Bestiary · Sea God / Wealth God
Njord
Njord: the Norse god of the sea, wind, and wealth. He married a mountain giantess who could not stand the sound of waves. They compromised and were miserable.
Primary Sources
- Snorri Sturluson, Prose Edda / Gylfaginning (c. 1220)
- Skáldskaparmál (Prose Edda): Njord-Skaði marriage
- Tacitus, Germania 40 (98 CE): Nerthus, possibly a cognate
Related Beings
- Freyr (son)
- Freyja (daughter)
- Skaði (wife)
Njord lived at Nóatún, “Ship-enclosure,” by the sea. Snorri says he “rules the course of the wind and stills the sea and fire.” Sailors prayed to him. Fishermen prayed to him. Anyone who sought wealth could call on Njord, because abundance came from the sea.
The Marriage
After the gods killed the giant Þjazi, his daughter Skaði arrived in Asgard armed and demanding compensation. The gods offered her a husband, chosen by his feet alone. Skaði chose the most beautiful feet, expecting Baldr. They belonged to Njord. The sea god and the mountain giantess married.
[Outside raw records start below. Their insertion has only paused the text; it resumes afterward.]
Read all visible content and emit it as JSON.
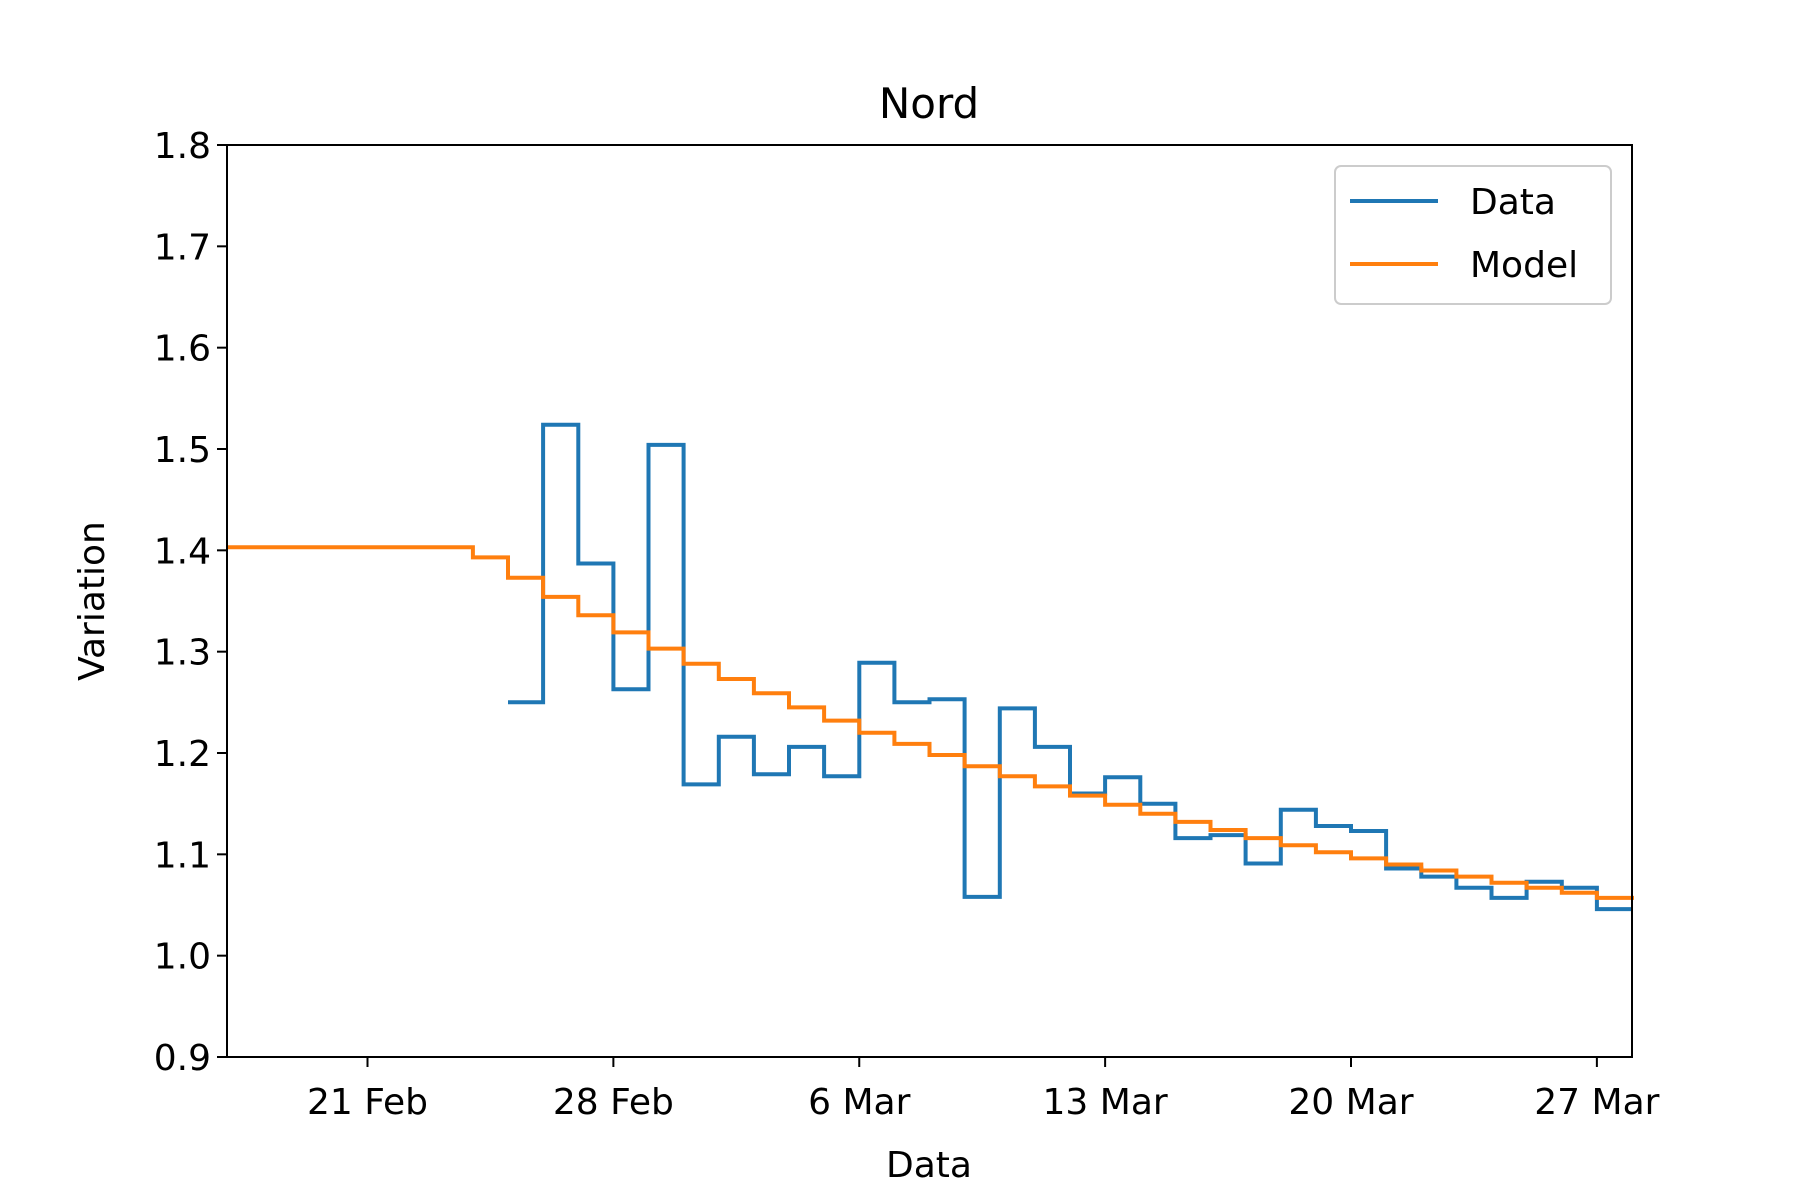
{
  "chart_data": {
    "type": "line",
    "title": "Nord",
    "xlabel": "Data",
    "ylabel": "Variation",
    "ylim": [
      0.9,
      1.8
    ],
    "xlim": [
      "2020-02-17",
      "2020-03-28"
    ],
    "x_ticks": [
      {
        "date": "2020-02-21",
        "label": "21 Feb"
      },
      {
        "date": "2020-02-28",
        "label": "28 Feb"
      },
      {
        "date": "2020-03-06",
        "label": "6 Mar"
      },
      {
        "date": "2020-03-13",
        "label": "13 Mar"
      },
      {
        "date": "2020-03-20",
        "label": "20 Mar"
      },
      {
        "date": "2020-03-27",
        "label": "27 Mar"
      }
    ],
    "y_ticks": [
      "0.9",
      "1.0",
      "1.1",
      "1.2",
      "1.3",
      "1.4",
      "1.5",
      "1.6",
      "1.7",
      "1.8"
    ],
    "grid": false,
    "legend": "upper right",
    "step": "post",
    "series": [
      {
        "name": "Data",
        "color": "#1f77b4",
        "x": [
          "2020-02-25",
          "2020-02-26",
          "2020-02-27",
          "2020-02-28",
          "2020-02-29",
          "2020-03-01",
          "2020-03-02",
          "2020-03-03",
          "2020-03-04",
          "2020-03-05",
          "2020-03-06",
          "2020-03-07",
          "2020-03-08",
          "2020-03-09",
          "2020-03-10",
          "2020-03-11",
          "2020-03-12",
          "2020-03-13",
          "2020-03-14",
          "2020-03-15",
          "2020-03-16",
          "2020-03-17",
          "2020-03-18",
          "2020-03-19",
          "2020-03-20",
          "2020-03-21",
          "2020-03-22",
          "2020-03-23",
          "2020-03-24",
          "2020-03-25",
          "2020-03-26",
          "2020-03-27",
          "2020-03-28"
        ],
        "values": [
          1.25,
          1.524,
          1.387,
          1.263,
          1.504,
          1.169,
          1.216,
          1.179,
          1.206,
          1.177,
          1.289,
          1.25,
          1.253,
          1.058,
          1.244,
          1.206,
          1.16,
          1.176,
          1.15,
          1.116,
          1.119,
          1.091,
          1.144,
          1.128,
          1.123,
          1.086,
          1.078,
          1.067,
          1.057,
          1.073,
          1.067,
          1.046,
          1.046
        ]
      },
      {
        "name": "Model",
        "color": "#ff7f0e",
        "x": [
          "2020-02-17",
          "2020-02-24",
          "2020-02-25",
          "2020-02-26",
          "2020-02-27",
          "2020-02-28",
          "2020-02-29",
          "2020-03-01",
          "2020-03-02",
          "2020-03-03",
          "2020-03-04",
          "2020-03-05",
          "2020-03-06",
          "2020-03-07",
          "2020-03-08",
          "2020-03-09",
          "2020-03-10",
          "2020-03-11",
          "2020-03-12",
          "2020-03-13",
          "2020-03-14",
          "2020-03-15",
          "2020-03-16",
          "2020-03-17",
          "2020-03-18",
          "2020-03-19",
          "2020-03-20",
          "2020-03-21",
          "2020-03-22",
          "2020-03-23",
          "2020-03-24",
          "2020-03-25",
          "2020-03-26",
          "2020-03-27",
          "2020-03-28"
        ],
        "values": [
          1.403,
          1.393,
          1.373,
          1.354,
          1.336,
          1.319,
          1.303,
          1.288,
          1.273,
          1.259,
          1.245,
          1.232,
          1.22,
          1.209,
          1.198,
          1.187,
          1.177,
          1.167,
          1.158,
          1.149,
          1.14,
          1.132,
          1.124,
          1.116,
          1.109,
          1.102,
          1.096,
          1.09,
          1.084,
          1.078,
          1.072,
          1.067,
          1.062,
          1.057,
          1.055
        ]
      }
    ]
  }
}
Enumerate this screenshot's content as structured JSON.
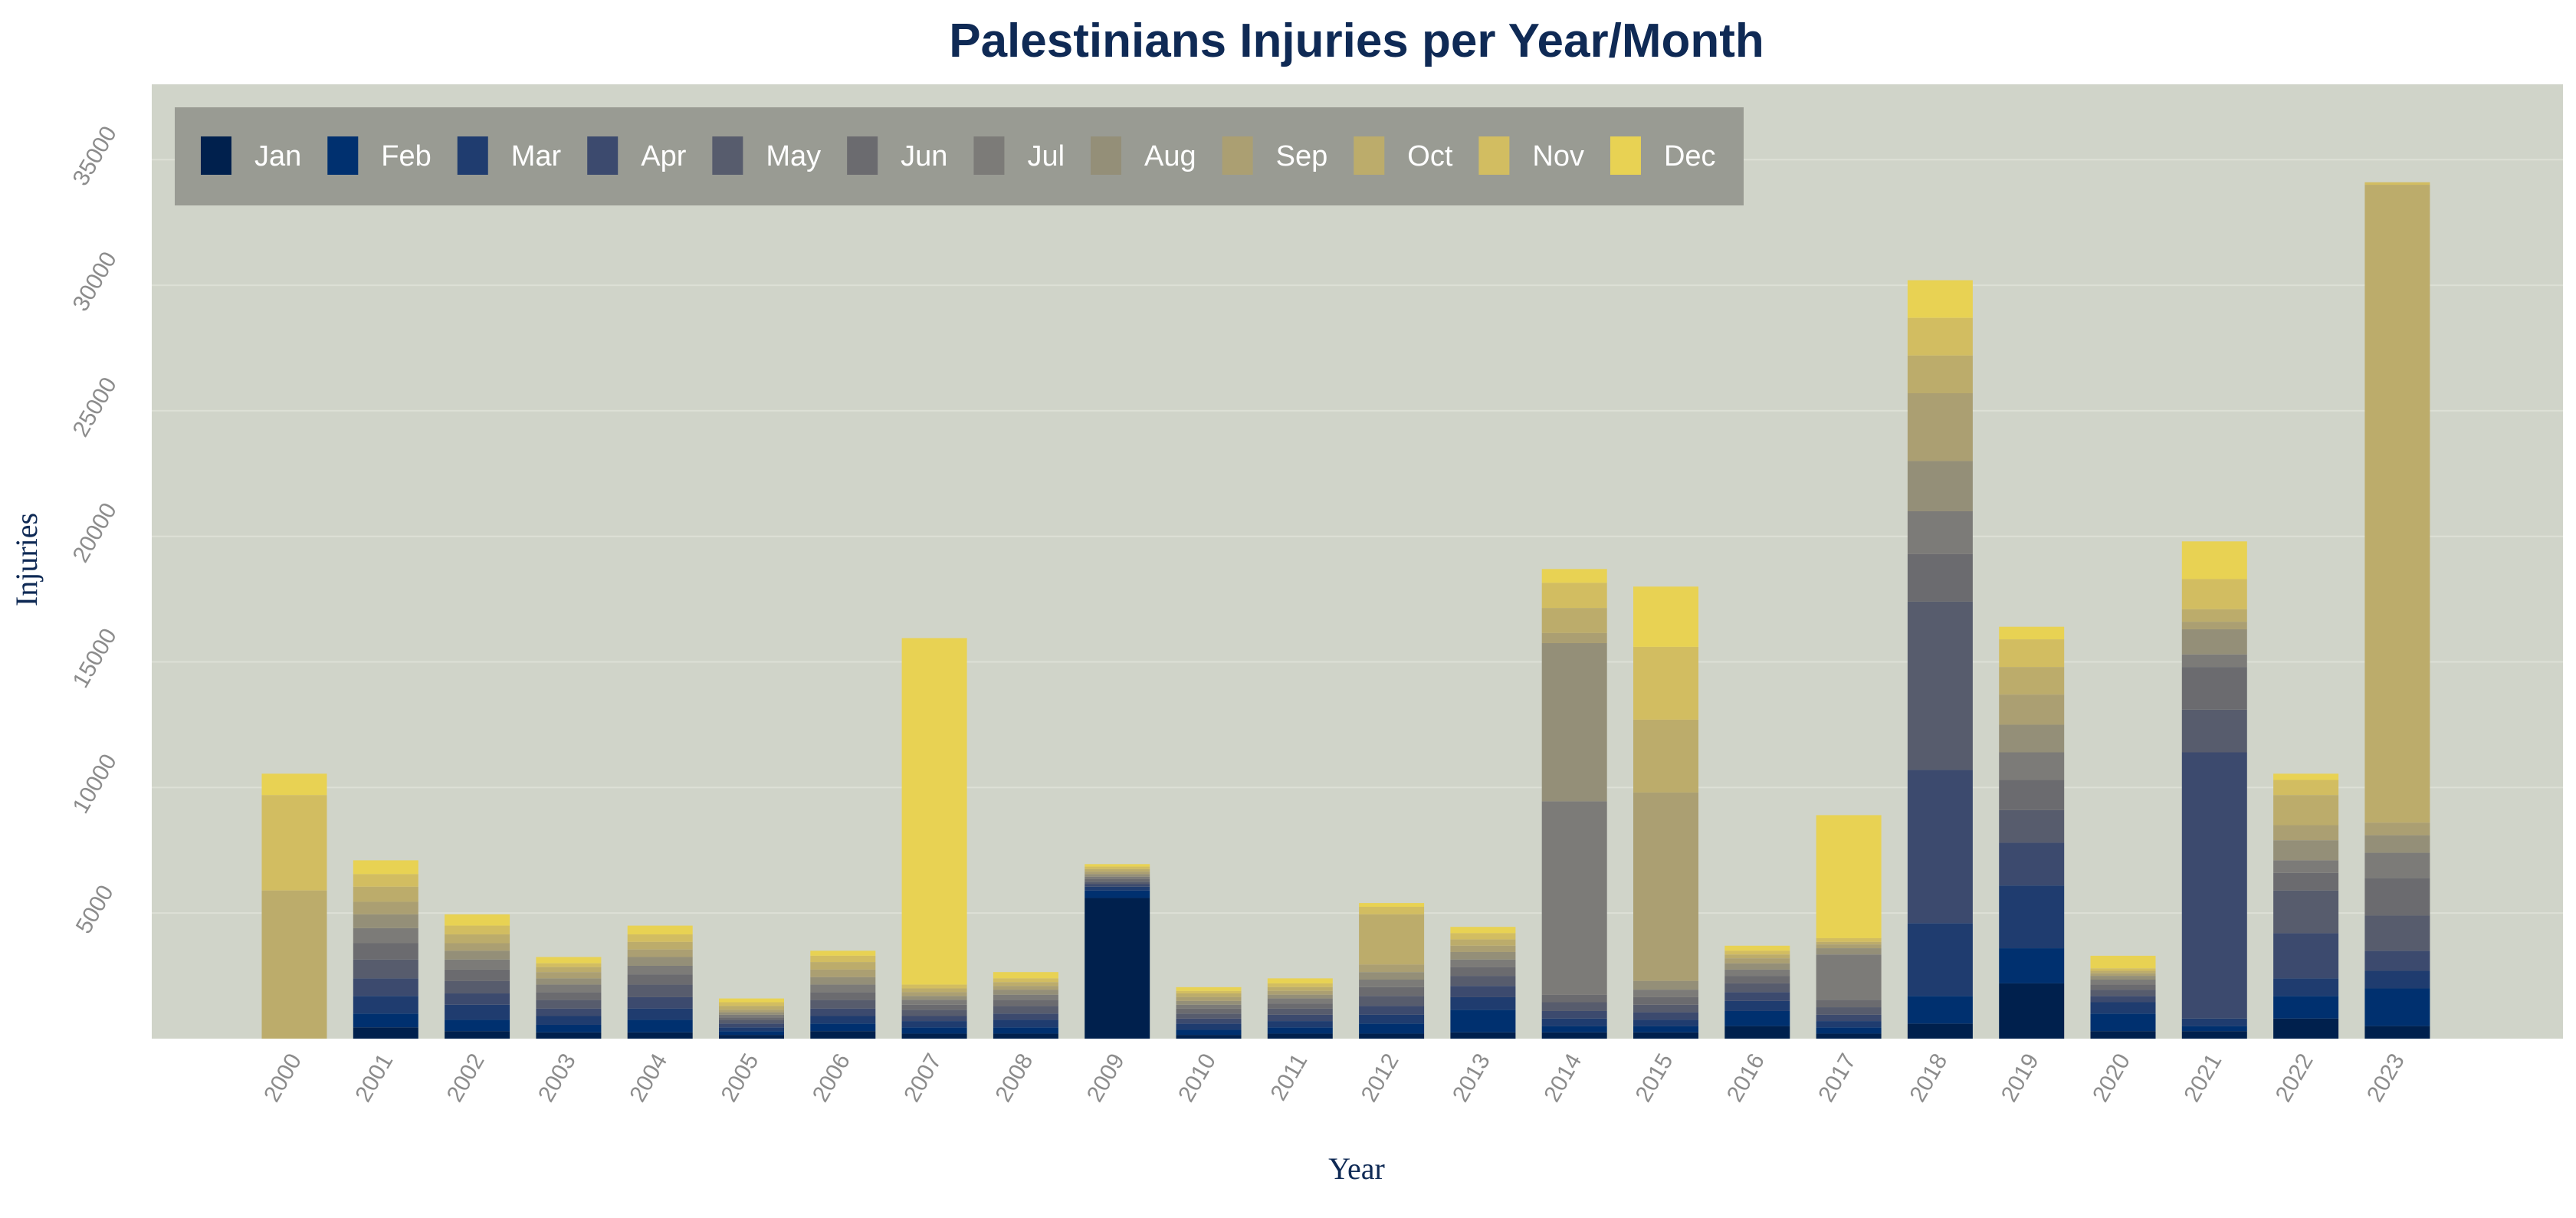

They tried to compromise. Nine nights in Njord’s home by the sea, nine nights in Skaði’s home in the mountains. Njord could not sleep in the mountains. The howling of wolves kept him awake. Skaði could not sleep by the sea. The screaming of gulls drove her away. They separated. The story is domestic comedy told at the scale of gods.
Nerthus
Tacitus, in his Germania of 98 CE, describes a goddess called Nerthus worshipped by the Germanic peoples as “Mother Earth.” Her name is the feminine form of what would become Old Norse Njörðr. Whether Nerthus was Njord’s female predecessor, or a consort, or a different deity with a related name is debated. The gender shift from goddess to god between the first and thirteenth centuries is one of the more puzzling transformations in Germanic religion.